In its current posture, this case raises potentially serious justiciability issues. Now that it is clear that this case concerns an anticipated, but not yet noticed, foreclosure action, the Court must address whether the remaining questions presented are ripe for declaratory judgment. See Maryland Cas. Co. v. Pac. Coal & Oil Co., 312 U.S. 270, 273 (1941) ("Basically, the question in each case is whether the facts alleged, under all the circumstances, show that there is a substantial controversy, between parties having adverse legal interests, of sufficient immediacy and reality to warrant the issuance of a declaratory judgment."); Labor Relations Div. of Constr. Indus. of Mass., Inc. v. Healey, 844 F.3d 318, 326-27 (1st Cir. 2016) (quoting Maryland Cas. and explaining "a claim is ripe only if the party bringing suit can show both that the issues raised are fit for judicial decision at the time the suit is filed and that the party bringing suit will suffer hardship if `court consideration' is withheld"); Riva v. Massachusetts, 61 F.3d 1003, 1009-10 (1st Cir. 1995) ("When a litigant seeks relief that is primarily prospective in character, questions of ripeness are analyzed under a familiar framework that considers the fitness of the issue for immediate review and the hardship to the litigant should review be postponed. . . . A third salient factor that enters into the assessment of fitness involves the presence or absence of adverseness."); Ernst & Young v. Depositors Econ. Prot. Corp., 45 F.3d 530, 535-37 (1st Cir. 1995) ("While the doctrine has a prudential flavor, a test for ripeness is also mandated by the constitutional requirement that federal jurisdiction extends only to actual cases or controversies.").
The complaint seems to make a plausible allegation that foreclosure is reasonably imminent. It alleges that Bank of America "has threatened to foreclose," "is proceeding with a foreclosure," and that foreclosure "is now being scheduled." (Compl. ¶¶ 45, 60, 70, 79). The evidentiary record confirms that the bank has filed a notice in compliance with the Servicemembers Civil Relief Act, which is a step towards foreclosure. The bank has vigorously defended its right to foreclose and repeatedly noted that plaintiff has not made a mortgage payment in more than nine years.
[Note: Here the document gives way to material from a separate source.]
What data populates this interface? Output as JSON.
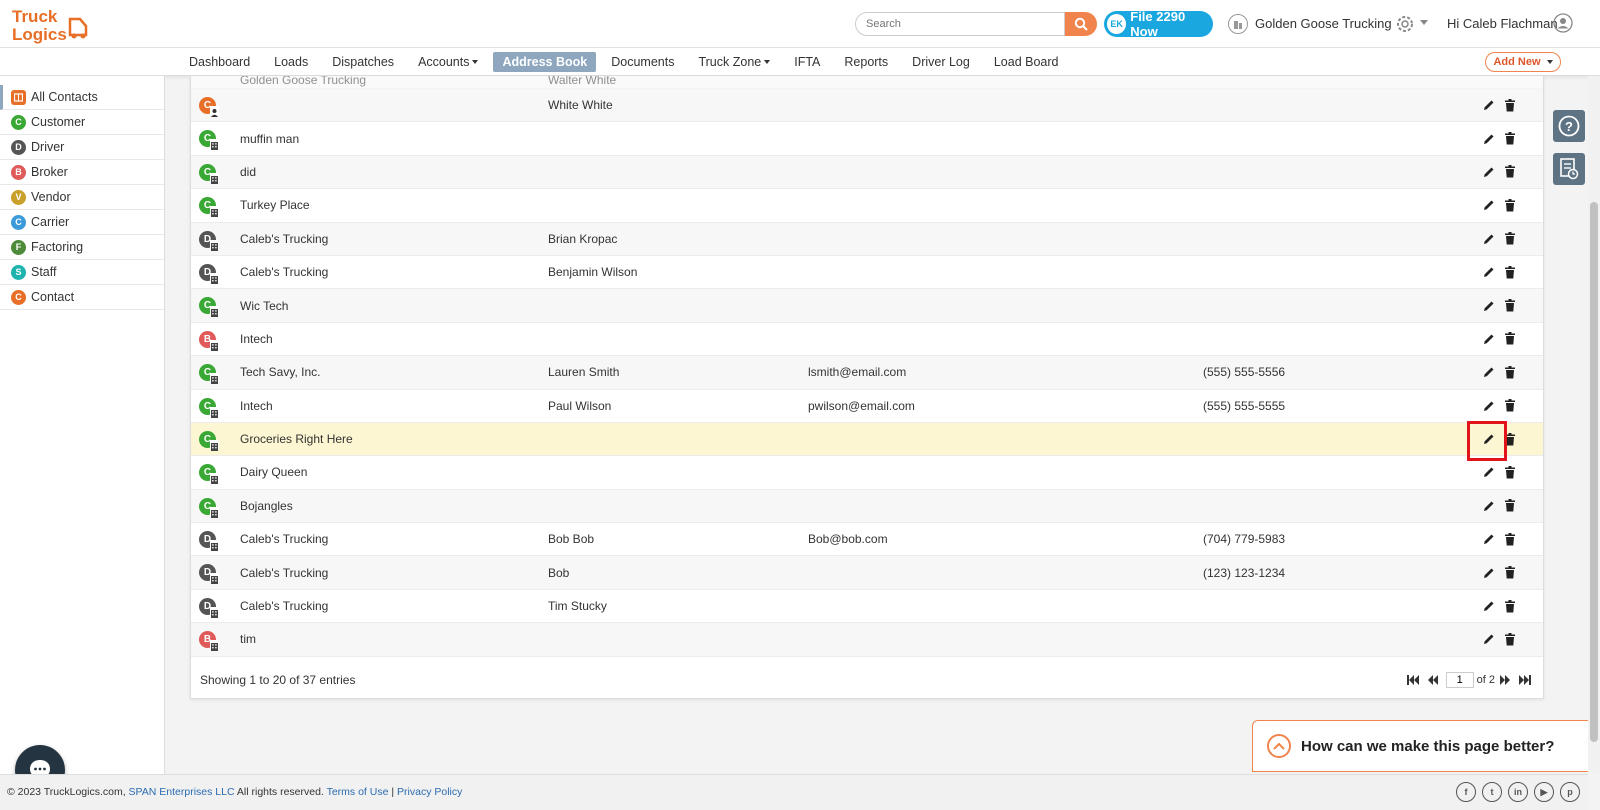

However, there are multiple factual contingencies that must be satisfied before foreclosure can occur. For example, it appears that the question of whether the bank has complied with Mass. Gen. Laws ch. 244, § 35B(f) is not ripe, because it need only do so at some point prior to noticing the foreclosure, which it has yet to do. Similarly, the question of whether the bank possesses both the note and the mortgage may not yet be ripe—it need only possess them by the time of foreclosure.
Thus, it is unclear whether the Court can issue the declaratory relief that plaintiff seeks— namely, a declaration that the bank can never foreclose, even if complies with all relevant requirements. Surely the Court cannot issue an order declaring that the bank cannot foreclose unless it files a § 35B(f) affidavit, possesses the note and the mortgage, and otherwise satisfies its legal and contractual obligations; that is simply an advisory opinion that the bank must follow the law.
Under the circumstances, the Court will order the parties to file supplemental briefing addressing the justiciability of this matter. The pending motion for summary judgment will be denied without prejudice.
The Court's April 17, 2017 Order is VACATED in part. Counts 3 and 4 of the complaint are hereby reinstated. The parties are ORDERED to file supplemental briefing on the issue of justiciability according to the following schedule: plaintiff shall file a memorandum on or before December 28, 2017, and defendants shall file a responsive memorandum by January 12, 2018. The motion for summary judgment is DENIED without prejudice.